La búsqueda de tesoros escondidos en el mercado bursátil de las pymes

BME Growth es ideal para quienes gustan de empresas de crecimiento, y concentradas casi todas en sectores de actividad de vanguardia

La Bolsa de las pequeñas empresas que buscan recursos para crecer, el mercado BME Growth, está llena de oportunidades de inversión en los sectores que marcan las nuevas tendencias, como son la tecnología, la salud y la energía verde, además de una presencia notable de pequeñas socimis con atractivos dividendos; pero impone un nivel de exigencia extrema a los particulares antes de apostar por ellas, ya que no todas las semillas germinan, y la mortalidad de empresas en los primeros años suele ser elevada. En todo caso, para los inversores dispuestos a asumir más riesgo y a esperar pacientemente, hay infinidad de opciones en tal mercado, en el que cotizan ya 119 sociedades, de las que 42 son empresas en expansión.
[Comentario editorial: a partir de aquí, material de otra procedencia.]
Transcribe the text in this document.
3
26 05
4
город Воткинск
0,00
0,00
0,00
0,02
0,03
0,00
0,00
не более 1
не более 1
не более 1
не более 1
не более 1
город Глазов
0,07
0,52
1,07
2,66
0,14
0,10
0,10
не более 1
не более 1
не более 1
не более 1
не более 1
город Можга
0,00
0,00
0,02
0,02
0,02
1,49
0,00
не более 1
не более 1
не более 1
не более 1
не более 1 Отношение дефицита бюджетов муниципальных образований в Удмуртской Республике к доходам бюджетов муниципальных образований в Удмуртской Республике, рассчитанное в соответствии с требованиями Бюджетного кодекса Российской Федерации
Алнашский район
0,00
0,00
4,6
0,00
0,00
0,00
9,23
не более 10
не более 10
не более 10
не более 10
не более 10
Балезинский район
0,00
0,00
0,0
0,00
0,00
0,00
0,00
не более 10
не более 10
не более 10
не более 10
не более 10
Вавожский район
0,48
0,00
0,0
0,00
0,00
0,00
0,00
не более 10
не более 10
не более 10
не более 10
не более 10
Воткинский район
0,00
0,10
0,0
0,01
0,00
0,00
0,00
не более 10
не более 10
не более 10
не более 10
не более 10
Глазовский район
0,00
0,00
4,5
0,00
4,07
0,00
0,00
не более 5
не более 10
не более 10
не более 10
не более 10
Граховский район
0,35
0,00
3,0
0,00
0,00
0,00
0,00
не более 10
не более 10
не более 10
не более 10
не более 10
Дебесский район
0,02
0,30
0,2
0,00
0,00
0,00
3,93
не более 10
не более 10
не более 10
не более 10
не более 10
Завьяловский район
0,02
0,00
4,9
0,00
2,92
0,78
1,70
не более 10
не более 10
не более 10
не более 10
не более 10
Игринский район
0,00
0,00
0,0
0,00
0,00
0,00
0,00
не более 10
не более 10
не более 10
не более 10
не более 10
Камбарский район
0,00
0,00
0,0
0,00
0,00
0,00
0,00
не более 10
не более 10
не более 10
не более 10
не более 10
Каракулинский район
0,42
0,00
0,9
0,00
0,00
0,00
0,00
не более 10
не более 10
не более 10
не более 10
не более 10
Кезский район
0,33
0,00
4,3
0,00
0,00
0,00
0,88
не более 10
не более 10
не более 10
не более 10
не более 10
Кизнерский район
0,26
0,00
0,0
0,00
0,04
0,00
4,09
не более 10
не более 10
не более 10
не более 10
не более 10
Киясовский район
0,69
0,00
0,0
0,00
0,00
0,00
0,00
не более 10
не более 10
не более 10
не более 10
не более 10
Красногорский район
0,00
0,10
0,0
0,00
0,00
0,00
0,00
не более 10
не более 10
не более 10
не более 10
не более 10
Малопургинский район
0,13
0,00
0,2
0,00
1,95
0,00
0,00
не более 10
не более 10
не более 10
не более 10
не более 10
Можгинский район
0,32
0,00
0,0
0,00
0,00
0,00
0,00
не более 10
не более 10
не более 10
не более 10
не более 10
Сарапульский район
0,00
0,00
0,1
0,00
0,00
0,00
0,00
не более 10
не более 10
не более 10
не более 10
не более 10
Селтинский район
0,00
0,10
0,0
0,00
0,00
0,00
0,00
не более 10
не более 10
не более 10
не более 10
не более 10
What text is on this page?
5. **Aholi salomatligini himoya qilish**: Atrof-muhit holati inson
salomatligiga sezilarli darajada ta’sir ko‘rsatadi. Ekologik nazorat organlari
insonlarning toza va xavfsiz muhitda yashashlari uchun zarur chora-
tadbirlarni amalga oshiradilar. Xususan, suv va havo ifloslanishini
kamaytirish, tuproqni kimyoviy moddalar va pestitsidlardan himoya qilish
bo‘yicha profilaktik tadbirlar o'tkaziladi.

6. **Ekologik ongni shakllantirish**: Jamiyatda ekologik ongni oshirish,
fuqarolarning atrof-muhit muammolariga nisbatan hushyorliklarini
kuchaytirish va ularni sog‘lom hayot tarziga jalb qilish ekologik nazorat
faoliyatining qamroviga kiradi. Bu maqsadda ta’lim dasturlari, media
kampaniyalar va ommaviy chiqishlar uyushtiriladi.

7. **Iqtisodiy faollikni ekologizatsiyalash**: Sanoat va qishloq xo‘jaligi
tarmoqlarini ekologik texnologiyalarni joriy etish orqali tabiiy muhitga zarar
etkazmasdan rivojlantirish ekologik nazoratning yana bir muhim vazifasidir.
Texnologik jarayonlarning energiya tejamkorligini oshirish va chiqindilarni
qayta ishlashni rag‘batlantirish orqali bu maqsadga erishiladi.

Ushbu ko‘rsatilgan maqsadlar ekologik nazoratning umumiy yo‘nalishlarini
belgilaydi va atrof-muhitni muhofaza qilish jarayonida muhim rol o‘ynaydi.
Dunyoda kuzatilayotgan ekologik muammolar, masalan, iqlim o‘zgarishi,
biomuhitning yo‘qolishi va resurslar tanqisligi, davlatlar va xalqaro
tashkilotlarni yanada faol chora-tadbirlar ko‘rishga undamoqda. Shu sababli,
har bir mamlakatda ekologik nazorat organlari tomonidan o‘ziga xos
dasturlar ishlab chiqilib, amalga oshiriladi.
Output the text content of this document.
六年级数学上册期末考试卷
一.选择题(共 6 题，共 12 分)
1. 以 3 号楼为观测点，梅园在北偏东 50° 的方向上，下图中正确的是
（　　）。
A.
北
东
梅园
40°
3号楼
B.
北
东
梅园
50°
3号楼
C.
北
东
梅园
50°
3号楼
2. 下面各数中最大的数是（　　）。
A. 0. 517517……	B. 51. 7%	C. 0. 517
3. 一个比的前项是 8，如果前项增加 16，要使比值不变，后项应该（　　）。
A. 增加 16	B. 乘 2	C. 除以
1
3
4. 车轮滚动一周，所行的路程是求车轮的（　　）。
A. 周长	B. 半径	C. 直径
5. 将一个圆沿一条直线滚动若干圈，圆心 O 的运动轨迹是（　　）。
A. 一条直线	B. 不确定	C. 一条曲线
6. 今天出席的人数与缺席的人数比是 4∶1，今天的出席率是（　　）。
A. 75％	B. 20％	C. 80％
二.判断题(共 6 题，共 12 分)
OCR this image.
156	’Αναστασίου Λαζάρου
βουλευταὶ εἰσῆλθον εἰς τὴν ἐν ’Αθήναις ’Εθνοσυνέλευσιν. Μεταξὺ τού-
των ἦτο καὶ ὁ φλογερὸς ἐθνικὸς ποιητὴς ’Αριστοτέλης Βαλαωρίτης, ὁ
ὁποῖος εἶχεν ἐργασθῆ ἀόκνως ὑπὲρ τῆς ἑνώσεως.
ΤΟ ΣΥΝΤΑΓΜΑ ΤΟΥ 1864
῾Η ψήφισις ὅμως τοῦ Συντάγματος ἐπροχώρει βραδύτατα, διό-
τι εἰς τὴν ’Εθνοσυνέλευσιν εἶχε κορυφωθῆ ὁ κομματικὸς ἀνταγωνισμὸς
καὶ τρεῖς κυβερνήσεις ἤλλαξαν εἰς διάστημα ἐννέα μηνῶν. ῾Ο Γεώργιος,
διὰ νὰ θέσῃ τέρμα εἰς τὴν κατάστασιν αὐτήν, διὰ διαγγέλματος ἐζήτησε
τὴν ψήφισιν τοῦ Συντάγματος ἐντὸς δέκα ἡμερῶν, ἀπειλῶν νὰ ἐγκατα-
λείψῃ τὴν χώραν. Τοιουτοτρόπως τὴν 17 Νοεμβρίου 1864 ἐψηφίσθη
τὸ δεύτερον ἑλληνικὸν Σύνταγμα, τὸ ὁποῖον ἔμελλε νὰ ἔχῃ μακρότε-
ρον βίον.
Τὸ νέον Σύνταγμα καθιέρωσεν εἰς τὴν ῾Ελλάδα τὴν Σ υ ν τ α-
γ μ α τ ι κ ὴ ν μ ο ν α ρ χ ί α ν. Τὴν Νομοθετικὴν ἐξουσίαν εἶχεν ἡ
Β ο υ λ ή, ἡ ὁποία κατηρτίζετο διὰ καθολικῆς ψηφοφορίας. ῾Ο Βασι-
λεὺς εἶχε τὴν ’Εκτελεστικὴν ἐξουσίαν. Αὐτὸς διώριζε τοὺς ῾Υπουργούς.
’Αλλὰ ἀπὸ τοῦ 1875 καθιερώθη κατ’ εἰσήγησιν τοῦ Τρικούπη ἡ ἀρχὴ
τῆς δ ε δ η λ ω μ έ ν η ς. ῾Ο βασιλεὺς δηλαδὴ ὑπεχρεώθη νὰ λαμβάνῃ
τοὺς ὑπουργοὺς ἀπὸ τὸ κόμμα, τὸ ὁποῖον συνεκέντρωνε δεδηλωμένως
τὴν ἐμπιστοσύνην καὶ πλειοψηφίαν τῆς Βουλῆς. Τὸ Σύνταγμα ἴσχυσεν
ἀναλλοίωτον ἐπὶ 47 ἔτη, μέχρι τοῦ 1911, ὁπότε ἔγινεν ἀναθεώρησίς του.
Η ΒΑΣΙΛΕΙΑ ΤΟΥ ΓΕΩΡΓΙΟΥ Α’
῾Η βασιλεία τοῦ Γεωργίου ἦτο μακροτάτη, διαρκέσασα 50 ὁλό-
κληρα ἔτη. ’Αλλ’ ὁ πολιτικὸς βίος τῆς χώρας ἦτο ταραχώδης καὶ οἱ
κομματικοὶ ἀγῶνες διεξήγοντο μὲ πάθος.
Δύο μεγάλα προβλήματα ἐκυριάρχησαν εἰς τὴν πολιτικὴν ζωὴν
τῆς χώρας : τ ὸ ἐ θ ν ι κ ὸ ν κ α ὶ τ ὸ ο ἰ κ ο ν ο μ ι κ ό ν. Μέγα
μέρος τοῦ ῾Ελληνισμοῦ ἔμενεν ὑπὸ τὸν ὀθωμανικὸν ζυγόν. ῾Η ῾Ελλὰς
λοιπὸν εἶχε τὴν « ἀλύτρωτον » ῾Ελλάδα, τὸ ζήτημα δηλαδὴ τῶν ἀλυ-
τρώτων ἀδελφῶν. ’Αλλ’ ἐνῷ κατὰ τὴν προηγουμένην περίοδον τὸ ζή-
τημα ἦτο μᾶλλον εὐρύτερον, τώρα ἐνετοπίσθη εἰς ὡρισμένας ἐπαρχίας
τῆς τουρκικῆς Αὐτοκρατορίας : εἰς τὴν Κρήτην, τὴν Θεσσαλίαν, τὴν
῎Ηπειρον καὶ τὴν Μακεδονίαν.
Este mercado de pequeñas sociedades que buscan recursos echó a andar en 2006, y negoció las acciones de dos compañías por vez primera en 2009, con Zinkia e Imaginarium. Ha tenido éxitos como MasMóvil, que dio posteriormente el salto al mercado continuo y al Ibex, con revalorizaciones que multiplicaron por 20 su precio de salida, y ha tenido sonoros fracasos como Gowex, que llegó a valer 2.000 millones de euros, pero con las cuentas falsificadas durante diez años. Estos dos ejemplos revelan que pueden encontrarse empresas solventes en actividades de crecimiento bien gestionadas, pero que puede darse también de bruces con proyectos que terminen en fracaso sin despegar nunca del todo, e incluso con gestión cuasi delictiva.

En la última actualización normativa del BME Growth se han incrementado precisamente los niveles de exigencia a las empresas para cotizar en su plataforma, reforzando especialmente la auditoría para evitar malentendidos ulteriores. Es una decisión que contribuirá a recomponer la confianza que se había puesto en cuestión con los desafortunados fracasos de antaño.

Dado que se trata siempre de proyectos nuevos, con las excepciones de las socimis, este mercado es ideal para quienes gustan de empresas de crecimiento, y concentradas casi todas en sectores de actividad de vanguardia, como la electrónica y el software, que acaparan el 21% de las empresas cotizadas en el BME Growth; las energías renovables, con un 18%; la farmacia y biotecnología, con un 12%; las telecomunicaciones, con un 8%; o la ingeniería, con un 7%. No todas las empresas lograrán abrirse hueco en el mercado, y no será fácil identificar a la que va a triunfar; por ello, deben invertirse cantidades moderadas de ahorro, y siempre que haya mediado el asesoramiento de los expertos, que es aquí más necesario que nunca; conviene también observar en cuáles de estas empresas colocan su dinero los inversores institucionales, que disponen de equipos de análisis profesionalizados.